CHICAGO (AP) - Illinois has never had an Asian-American lawmaker in its state Legislature, but Theresa Mah is on the verge of changing that.

The former history professor is running unopposed as a Democrat this November for state House District 2, a seat in southwest Chicago that includes Chinatown.

"It's pretty exciting to go from teaching history to making history," said Mah, 48, who was born in San Francisco to Chinese immigrants.

Mah's candidacy represents a political breakthrough in Illinois, but also highlights how whites still hold disproportionally large majorities in state legislatures and Congress despite minorities comprising a growing portion of the U.S. population.

In Illinois, Asians make up 5 percent of the population, but with no representative in the legislature, the state ranks fourth in the country for Asian underrepresentation, according to an analysis of demographic data by The Associated Press.

Whites comprise 62.2 percent of Illinois' population but hold nearly three-fourths of the 177 seats in the state Legislature. Just over 7 percent of the Legislature is Hispanic, even though Latinos make up nearly 17 percent of the state's population.

Illinois also has two of the top five state House districts in the U.S. with Hispanic majorities but white representatives. Chicago Democratic Rep. Daniel Burke's district, which ranks fourth in that category, has a Hispanic population of 75 percent. In House Speaker Michael Madigan's Chicago district, which ranks fifth, Hispanics make up 68 percent of it.

The AP analyzed the most recent data from the U.S. Census Bureau, Congress and the National Conference of State Legislatures to determine the extent to which the nation's thousands of lawmakers match the demographics of its hundreds of millions of residents. The result: Non-Hispanic whites make up a little over 60 percent of the U.S. population, but still hold more than 80 percent of all congressional and state legislative seats.

In 2011, Illinois passed a voting rights act that, among other things, requires legislative districts to be drawn in a way that allows minorities to influence elections. The law imposed requirements in addition to those outlined in federal Voting Rights Act, which mandates that legislative districts be drawn taking minority populations into account.

But several factors have contributed to the underrepresentation of Hispanics and Asians in state legislatures throughout the state and the U.S., including low naturalization rates which prevent them voting, said Rob Paral, a Chicago-area demographer. In addition to that, he said some are in the country illegally while others who are U.S. citizens are simply too young to vote or don't participate.
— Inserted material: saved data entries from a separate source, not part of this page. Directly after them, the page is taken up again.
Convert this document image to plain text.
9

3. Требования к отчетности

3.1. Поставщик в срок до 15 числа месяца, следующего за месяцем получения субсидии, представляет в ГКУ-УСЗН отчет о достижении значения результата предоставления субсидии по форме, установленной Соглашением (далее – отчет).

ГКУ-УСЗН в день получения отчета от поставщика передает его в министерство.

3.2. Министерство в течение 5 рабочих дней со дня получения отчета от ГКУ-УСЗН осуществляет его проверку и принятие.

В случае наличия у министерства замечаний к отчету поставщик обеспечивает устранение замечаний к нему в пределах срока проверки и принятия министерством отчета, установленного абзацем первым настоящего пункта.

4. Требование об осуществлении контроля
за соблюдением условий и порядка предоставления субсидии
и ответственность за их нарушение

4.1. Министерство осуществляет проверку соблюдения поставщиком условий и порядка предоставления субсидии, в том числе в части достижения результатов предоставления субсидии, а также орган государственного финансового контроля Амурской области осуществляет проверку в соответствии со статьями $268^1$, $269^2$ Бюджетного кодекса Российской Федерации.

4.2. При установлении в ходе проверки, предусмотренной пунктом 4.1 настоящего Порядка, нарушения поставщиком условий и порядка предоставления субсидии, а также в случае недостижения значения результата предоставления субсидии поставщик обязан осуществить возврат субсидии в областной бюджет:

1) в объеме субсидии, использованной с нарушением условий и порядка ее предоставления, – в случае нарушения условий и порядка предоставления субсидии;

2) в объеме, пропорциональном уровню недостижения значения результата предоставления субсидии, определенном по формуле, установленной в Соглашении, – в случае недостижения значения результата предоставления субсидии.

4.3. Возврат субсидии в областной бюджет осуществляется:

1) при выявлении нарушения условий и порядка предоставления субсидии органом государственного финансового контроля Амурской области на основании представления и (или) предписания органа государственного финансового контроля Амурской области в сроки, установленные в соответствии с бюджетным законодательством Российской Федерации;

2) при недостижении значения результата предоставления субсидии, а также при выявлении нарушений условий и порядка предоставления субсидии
"It's like a baseball game where instead of having nine players on the field, you have five or six players," Paral said.

Madigan spokesman Steve Brown said the speaker's district, which he has held for four decades, has always been a diverse mix of Italian, Irish and Polish residents before growing into a majority Hispanic district.

"It's always required people to pay close attention to the needs of the community," he said.